I think words matter, because they convey an underlying attitude toward a person's work, and that attitude matters.

Consider an extreme: "You're an idiot, any competent person would have done X".

Obviously that would be rude, disrespectful, and arrogant. Nobody would say that, but it suggests there is a continuum of responses from "I do not respect your work at all" to "I respect your work but think you might have overlooked something". There's a line somewhere on that continuum (which is going to vary by person) that separates useful input from arrogant drive-by criticism.

If I want my suggestions to be taken seriously, I should take care that I'm on the right side of the line. Using the word "just" implies that your proposed solution is obvious and trivial, and will probably be on the far side of the line for lots of people.

I think the problem isn't the phrasing, it's asking the question at all.

It's all too easy to confuse PRs as a quick peer review with an opportunity to vicariously work on something by asking questions that you should have asked when pairing.

If you don't trust the engineer, then why let them waste their time getting to the point they're asking for feedback to telegraph your contempt for them and try to "help" them?

I completely agree with you. I've come to the realization recently that most people are incredibly insecure. It's funny that I find this article posted today given that this is something that I'm struggling with and was mentioned to me today.

Some of my colleagues have told me that they consider me to be "brilliant" and that they enjoy working with me, yet there are many others who tell me I can't hold a conversation with them without making them feel like an idiot or that I'm belittling them. From my perspective, I would never intentionally say anything that would cause someone to feel bad about themselves. I also make it a point to tell those I meet that I'm very blunt and if I seem confrontational it's just because I'm curious about their thought process. I see mistakes or inefficiencies as a way to learn, not belittle.

However, this never works. Some people are simply unwilling to learn or consider your solution. The unfortunate part about software development is that the actual software development is a fraction of the job and the politics make up the rest. There is no clear answer to the question of "how can I say this particular thing without someone getting offended?" because the unfortunate truth that I've found is that at the end of the day if the person is insecure or is going through some kind of emotional turmoil anything you say or do will offend or bother them. Especially if you're confident and incredibly good at what you do.

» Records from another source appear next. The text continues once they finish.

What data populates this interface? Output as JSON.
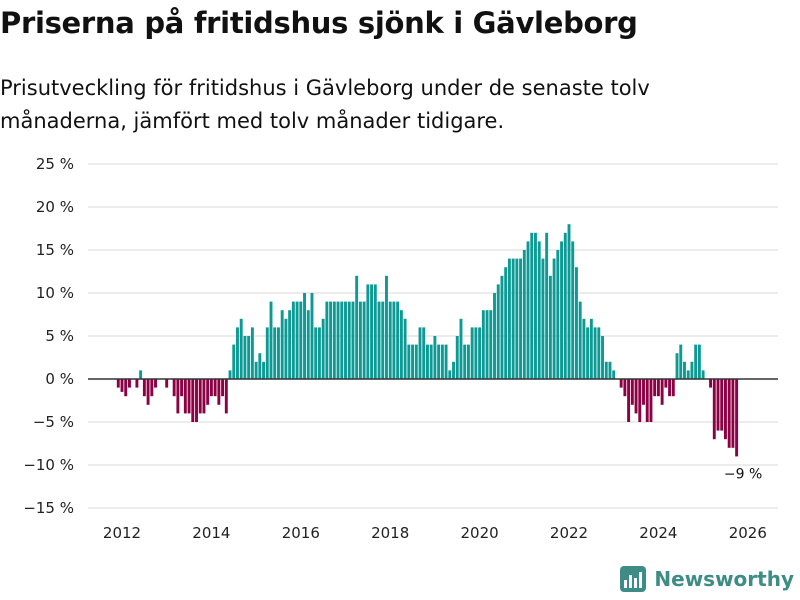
{
  "title": "Priserna på fritidshus sjönk i Gävleborg",
  "subtitle": "Prisutveckling för fritidshus i Gävleborg under de senaste tolv månaderna, jämfört med tolv månader tidigare.",
  "logo_text": "Newsworthy",
  "colors": {
    "positive": "#0e9a94",
    "negative": "#8c0044",
    "grid": "#d9d9d9",
    "zero": "#333333"
  },
  "chart_data": {
    "type": "bar",
    "x_start": "2011-12",
    "x_end": "2025-12",
    "ylim": [
      -15,
      25
    ],
    "y_ticks": [
      25,
      20,
      15,
      10,
      5,
      0,
      -5,
      -10,
      -15
    ],
    "y_tick_labels": [
      "25 %",
      "20 %",
      "15 %",
      "10 %",
      "5 %",
      "0 %",
      "−5 %",
      "−10 %",
      "−15 %"
    ],
    "x_ticks": [
      "2012",
      "2014",
      "2016",
      "2018",
      "2020",
      "2022",
      "2024",
      "2026"
    ],
    "xlabel": "",
    "ylabel": "",
    "annotation": {
      "text": "−9 %",
      "month": "2025-12",
      "value": -9
    },
    "values": [
      -1,
      -1.5,
      -2,
      -1,
      0,
      -1,
      1,
      -2,
      -3,
      -2,
      -1,
      0,
      0,
      -1,
      0,
      -2,
      -4,
      -2,
      -4,
      -4,
      -5,
      -5,
      -4,
      -4,
      -3,
      -2,
      -2,
      -3,
      -2,
      -4,
      1,
      4,
      6,
      7,
      5,
      5,
      6,
      2,
      3,
      2,
      6,
      9,
      6,
      6,
      8,
      7,
      8,
      9,
      9,
      9,
      10,
      8,
      10,
      6,
      6,
      7,
      9,
      9,
      9,
      9,
      9,
      9,
      9,
      9,
      12,
      9,
      9,
      11,
      11,
      11,
      9,
      9,
      12,
      9,
      9,
      9,
      8,
      7,
      4,
      4,
      4,
      6,
      6,
      4,
      4,
      5,
      4,
      4,
      4,
      1,
      2,
      5,
      7,
      4,
      4,
      6,
      6,
      6,
      8,
      8,
      8,
      10,
      11,
      12,
      13,
      14,
      14,
      14,
      14,
      15,
      16,
      17,
      17,
      16,
      14,
      17,
      12,
      14,
      15,
      16,
      17,
      18,
      16,
      13,
      9,
      7,
      6,
      7,
      6,
      6,
      5,
      2,
      2,
      1,
      0,
      -1,
      -2,
      -5,
      -3,
      -4,
      -5,
      -3,
      -5,
      -5,
      -2,
      -2,
      -3,
      -1,
      -2,
      -2,
      3,
      4,
      2,
      1,
      2,
      4,
      4,
      1,
      0,
      -1,
      -7,
      -6,
      -6,
      -7,
      -8,
      -8,
      -9
    ]
  }
}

The solution that has seemed to work for me is to simply not help them unless you are their boss. If you're their boss people are more likely to be receptive of your advice. However if you're not their boss and you know they're insecure (you can learn who is and who isn't if you pay attention and practice this skill) just avoid any chance you can where you might point out their mistakes or make them feel bad unintentionally. It's unfortunate, but it's human nature.

I've learned a lot about human nature and politics in the positions that I've been in recently... I might write a blog post about it. It's incredibly frustrating how much of software development is mired with emotions.

  • Software without context or purpose is worthless, so an inability to relate to other humans is a net negative.

    Fortunately, doing is a technical skill that can be learned; however, the desire to do so requires first abandoning both that holier-than-thou attitude making flawed inferences about other people's preferences, and the narcissistic belief in your own Socratic importance.